While bone substitute materials are routinely used, especially vertical bone, augmentation of the jaws is still a problematic step. Dental stem cells in combination with bone substitute materials may accelerate the augmentation of alveolar bone and perhaps, stem cell-based therapies can become an alternative to autologous, allogenic, or synthetic bone transplants and substitutes [1,2]. However, scaffolds are required for cell delivery, and here, commercially available bone substitute materials could be an excellent source for dental tissue engineering.

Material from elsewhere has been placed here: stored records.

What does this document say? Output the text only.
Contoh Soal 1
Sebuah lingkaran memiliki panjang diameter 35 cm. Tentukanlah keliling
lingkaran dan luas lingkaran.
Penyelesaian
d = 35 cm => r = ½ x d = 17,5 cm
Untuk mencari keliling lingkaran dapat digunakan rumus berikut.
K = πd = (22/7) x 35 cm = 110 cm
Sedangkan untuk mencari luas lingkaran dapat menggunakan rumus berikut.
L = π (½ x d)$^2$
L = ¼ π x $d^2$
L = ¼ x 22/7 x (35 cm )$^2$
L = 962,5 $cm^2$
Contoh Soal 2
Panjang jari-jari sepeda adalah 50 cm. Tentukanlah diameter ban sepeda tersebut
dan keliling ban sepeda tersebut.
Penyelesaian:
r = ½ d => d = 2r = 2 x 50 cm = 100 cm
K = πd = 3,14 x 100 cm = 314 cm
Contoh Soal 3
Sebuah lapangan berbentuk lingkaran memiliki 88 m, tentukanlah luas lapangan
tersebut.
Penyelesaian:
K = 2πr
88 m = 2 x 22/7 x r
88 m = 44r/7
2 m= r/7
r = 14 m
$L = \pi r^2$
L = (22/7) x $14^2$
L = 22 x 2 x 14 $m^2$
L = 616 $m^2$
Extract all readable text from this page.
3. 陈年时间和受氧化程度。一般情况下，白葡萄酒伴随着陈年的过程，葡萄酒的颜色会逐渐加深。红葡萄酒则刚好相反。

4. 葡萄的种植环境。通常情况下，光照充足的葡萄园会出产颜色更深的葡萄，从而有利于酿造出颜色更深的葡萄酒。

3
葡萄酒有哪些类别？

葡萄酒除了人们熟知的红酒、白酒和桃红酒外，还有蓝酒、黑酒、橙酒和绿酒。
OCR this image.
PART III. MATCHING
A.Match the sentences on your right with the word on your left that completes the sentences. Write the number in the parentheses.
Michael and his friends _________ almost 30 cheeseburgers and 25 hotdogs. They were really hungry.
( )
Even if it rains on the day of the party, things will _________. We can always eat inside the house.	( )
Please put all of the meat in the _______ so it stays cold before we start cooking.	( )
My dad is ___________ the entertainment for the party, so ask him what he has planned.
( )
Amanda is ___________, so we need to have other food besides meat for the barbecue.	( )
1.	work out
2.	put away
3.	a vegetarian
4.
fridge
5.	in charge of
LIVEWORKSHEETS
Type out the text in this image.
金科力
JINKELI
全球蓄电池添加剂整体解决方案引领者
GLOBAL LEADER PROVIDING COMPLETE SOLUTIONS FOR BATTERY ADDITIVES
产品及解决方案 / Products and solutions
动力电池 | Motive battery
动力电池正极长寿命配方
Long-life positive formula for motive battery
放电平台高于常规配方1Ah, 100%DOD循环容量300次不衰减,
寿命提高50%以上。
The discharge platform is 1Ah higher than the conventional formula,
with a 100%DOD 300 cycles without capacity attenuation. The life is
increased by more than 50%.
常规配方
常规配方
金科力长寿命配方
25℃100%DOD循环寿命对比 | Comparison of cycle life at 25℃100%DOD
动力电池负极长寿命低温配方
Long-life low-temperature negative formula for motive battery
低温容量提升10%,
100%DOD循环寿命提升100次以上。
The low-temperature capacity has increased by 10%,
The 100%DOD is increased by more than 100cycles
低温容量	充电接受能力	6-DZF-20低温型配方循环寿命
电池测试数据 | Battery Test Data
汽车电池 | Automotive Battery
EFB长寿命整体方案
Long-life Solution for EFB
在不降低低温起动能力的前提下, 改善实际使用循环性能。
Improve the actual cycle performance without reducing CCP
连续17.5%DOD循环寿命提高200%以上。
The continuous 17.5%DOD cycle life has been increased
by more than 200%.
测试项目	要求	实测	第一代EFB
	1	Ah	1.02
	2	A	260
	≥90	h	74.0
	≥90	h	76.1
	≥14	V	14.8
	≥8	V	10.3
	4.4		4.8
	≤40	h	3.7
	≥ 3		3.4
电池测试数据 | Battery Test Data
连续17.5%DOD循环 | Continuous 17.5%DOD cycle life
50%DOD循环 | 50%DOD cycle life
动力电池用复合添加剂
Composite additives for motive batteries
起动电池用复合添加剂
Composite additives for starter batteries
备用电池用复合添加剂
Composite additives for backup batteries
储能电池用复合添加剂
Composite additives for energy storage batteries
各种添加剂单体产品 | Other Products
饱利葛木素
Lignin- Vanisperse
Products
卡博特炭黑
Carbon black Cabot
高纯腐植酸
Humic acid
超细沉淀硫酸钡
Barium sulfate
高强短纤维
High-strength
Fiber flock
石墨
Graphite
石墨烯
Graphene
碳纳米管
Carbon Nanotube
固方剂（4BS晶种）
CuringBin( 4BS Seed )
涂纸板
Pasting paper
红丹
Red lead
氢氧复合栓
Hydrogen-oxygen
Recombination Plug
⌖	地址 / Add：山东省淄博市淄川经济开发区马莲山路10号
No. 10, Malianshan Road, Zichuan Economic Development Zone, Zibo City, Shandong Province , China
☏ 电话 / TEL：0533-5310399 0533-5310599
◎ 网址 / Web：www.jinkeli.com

For more than 10 years, human dental stem cell research has focused on the identification and characterization of human stem/progenitor cell populations, which can be isolated, for example, from retained third molars of juvenile patients [3]. One example for such type of dental stem cells are undifferentiated cells from the dental follicle (DFCs) [4,5]. These highly proliferative cells can be differentiated in vitro into periodontal ligament (PDL) cells, cementoblasts and osteoblasts, and into PDL-like cells in vivo [4]. Preliminary results from animal studies suggested that DFCs have also a good osteogenic differentiation potential and could be an excellent source for the regeneration of craniofacial bone [6]. Another excellent source for cellular therapies of mineralized tissues is progenitor cells from the dental apical papilla of retained third molar tooth (dNC-PCs) [7]. These dental cells differentiate into osteoblast-like cells after the induction with osteogenic differentiation medium under in vitro conditions and under in vivo conditions in immunocompromised mice [8].

For the osteogenic differentiation under in vivo conditions, stem cells are combined actually with hydroxyl-apatite (HAP) or β tricalcium phosphate (TCP) scaffolds [4,9]. Although this is routinely applied, we know only little about the adherence and the viability of dental progenitor cells on these implant materials. Conversely, an optimal bone substitute material has not been identified so far for different dental stem cell types. In a recent study, we investigated, therefore, cell survival/proliferation and cell differentiation of DFCs in combination with a commercially available TCP [10]. Here, DFCs attached on TCP and cell numbers increased after 6 days of cultivation. We showed that DFCs had a typical flattened-shaped morphology with close contacts to the bone substitute material [10]. Interestingly, the gene expression of osteogenic markers such as osteopontin or RUNX2 was increased, and the alkaline phosphatase (ALP) activity was induced on TCP in differentiated DFCs [10]. All these data support the assumption that TCP could be the optimal scaffold for a successful differentiation protocol of DFC.